The unkind way of explaining the difference in these exposure levels would be to say that the state of affairs over here, in which head coaches act as human shields for greater institutional shortcomings (and can even get sacked for pointing this out), suits those with greater control down to the ground.
The kind of way of explaining it would be to say that these islands have been late converts to this way of deciding who picks the team that starts for your lot on a Saturday afternoon.
The one thing that Chelsea, Manchester United and Celtic have in common in that they are not well-run clubs. Chelsea are badly run. They have vast amounts of capital behind them, but they are not a well-run club. Manchester United and Celtic both seem to be suffering from some form of institutional dry rot. At Manchester United, it’s been going on for years, while Celtic have really failed to hold onto the huge competitive advantage granted to them by the financial implosion on their other side of their city.

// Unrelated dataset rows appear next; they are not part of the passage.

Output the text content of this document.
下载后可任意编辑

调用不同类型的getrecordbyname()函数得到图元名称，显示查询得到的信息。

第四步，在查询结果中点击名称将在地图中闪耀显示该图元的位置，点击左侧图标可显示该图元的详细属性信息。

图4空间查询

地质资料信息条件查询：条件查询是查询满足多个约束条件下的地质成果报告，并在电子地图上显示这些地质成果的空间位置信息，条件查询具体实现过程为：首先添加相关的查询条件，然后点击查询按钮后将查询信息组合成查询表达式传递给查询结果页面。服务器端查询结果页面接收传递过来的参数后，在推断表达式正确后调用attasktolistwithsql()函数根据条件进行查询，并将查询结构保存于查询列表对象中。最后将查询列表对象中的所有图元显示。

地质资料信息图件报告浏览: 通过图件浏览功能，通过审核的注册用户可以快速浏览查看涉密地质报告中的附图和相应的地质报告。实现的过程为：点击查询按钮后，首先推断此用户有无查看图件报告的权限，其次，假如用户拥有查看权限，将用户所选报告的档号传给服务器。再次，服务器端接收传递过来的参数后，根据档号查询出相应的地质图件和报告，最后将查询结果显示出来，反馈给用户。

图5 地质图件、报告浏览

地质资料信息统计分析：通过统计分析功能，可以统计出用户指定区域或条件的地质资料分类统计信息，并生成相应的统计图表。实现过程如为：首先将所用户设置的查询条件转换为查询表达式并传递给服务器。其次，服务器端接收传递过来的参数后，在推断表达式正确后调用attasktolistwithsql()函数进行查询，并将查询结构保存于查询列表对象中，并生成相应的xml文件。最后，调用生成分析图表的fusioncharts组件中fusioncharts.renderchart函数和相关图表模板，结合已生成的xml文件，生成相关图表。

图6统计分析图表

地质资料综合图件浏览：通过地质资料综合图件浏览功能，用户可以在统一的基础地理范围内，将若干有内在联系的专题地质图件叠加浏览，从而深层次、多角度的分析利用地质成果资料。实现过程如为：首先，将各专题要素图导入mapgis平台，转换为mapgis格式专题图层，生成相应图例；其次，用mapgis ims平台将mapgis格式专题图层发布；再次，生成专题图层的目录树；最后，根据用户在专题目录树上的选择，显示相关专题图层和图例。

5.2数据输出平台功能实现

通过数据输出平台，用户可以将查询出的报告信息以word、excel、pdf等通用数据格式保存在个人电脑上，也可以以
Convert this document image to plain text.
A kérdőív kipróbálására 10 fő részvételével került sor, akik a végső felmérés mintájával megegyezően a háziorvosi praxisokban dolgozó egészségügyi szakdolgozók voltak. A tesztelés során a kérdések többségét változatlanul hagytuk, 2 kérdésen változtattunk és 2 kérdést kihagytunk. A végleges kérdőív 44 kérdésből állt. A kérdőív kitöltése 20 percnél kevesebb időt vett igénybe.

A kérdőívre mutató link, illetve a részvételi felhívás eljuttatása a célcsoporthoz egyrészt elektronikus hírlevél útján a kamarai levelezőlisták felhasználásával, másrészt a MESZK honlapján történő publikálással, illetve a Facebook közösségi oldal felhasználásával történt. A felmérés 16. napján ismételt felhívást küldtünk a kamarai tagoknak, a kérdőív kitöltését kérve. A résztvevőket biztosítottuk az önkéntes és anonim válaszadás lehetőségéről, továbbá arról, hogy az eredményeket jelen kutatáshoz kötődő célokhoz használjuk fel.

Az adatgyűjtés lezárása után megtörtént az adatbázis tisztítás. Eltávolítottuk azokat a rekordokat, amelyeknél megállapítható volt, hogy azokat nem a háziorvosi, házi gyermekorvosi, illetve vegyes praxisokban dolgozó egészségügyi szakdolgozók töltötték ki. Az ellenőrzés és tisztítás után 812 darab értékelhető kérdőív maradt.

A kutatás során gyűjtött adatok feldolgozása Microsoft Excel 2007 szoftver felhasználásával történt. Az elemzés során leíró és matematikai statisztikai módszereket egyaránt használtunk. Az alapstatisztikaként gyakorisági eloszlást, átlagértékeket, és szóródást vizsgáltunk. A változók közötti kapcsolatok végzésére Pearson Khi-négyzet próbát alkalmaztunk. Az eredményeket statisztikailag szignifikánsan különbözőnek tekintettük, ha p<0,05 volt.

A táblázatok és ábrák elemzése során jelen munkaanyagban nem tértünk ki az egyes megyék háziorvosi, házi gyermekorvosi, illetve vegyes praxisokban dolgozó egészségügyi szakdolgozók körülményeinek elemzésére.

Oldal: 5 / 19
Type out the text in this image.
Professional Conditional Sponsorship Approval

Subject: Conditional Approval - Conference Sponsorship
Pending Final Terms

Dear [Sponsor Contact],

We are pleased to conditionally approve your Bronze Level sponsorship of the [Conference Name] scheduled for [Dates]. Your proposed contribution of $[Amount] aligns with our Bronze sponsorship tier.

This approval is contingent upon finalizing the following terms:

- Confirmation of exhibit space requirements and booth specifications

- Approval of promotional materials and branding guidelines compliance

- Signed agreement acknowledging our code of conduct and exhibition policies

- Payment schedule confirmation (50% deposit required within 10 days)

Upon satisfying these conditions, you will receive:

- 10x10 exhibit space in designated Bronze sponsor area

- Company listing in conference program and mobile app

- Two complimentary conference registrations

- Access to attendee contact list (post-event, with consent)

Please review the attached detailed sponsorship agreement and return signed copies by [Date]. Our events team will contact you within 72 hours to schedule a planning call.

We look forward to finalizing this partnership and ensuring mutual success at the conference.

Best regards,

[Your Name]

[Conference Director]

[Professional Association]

Sir Jim Ratcliffe has arrived at Manchester United, but the club doesn’t seem any happier a place as a result of this. There were drawings of a new stadium, then there weren’t, then there were again, but Old Trafford remains in the meantime largely untouched and a lot of people have been laid off.
They’re not doing shambolically badly this season, not the same as they were they were last season, although they did continue their complete Manchester Unitedness by losing on penalties to Grimsby Town in the Carabao Cup, a classic example of something thatshouldn’t have mattered becoming something that very much did, and by their own hand.
But then, that’s not the point, is it? Not in England, at least. Results didn’t help either, but we already know that the departures of both Enzo Maresca and Ruben Amorim came about because of disagreements with the owners of the club pertaining to the extent of their responsibilities.
Head coaches, it would appear, are not immune a degree of confusion over this themselves. And perhaps we all need to recalibrate our idea of who the head coach actually is, and start focusing our attention on where the real responsibility over teams affairs rests. Over to you, Mr Sporting Director.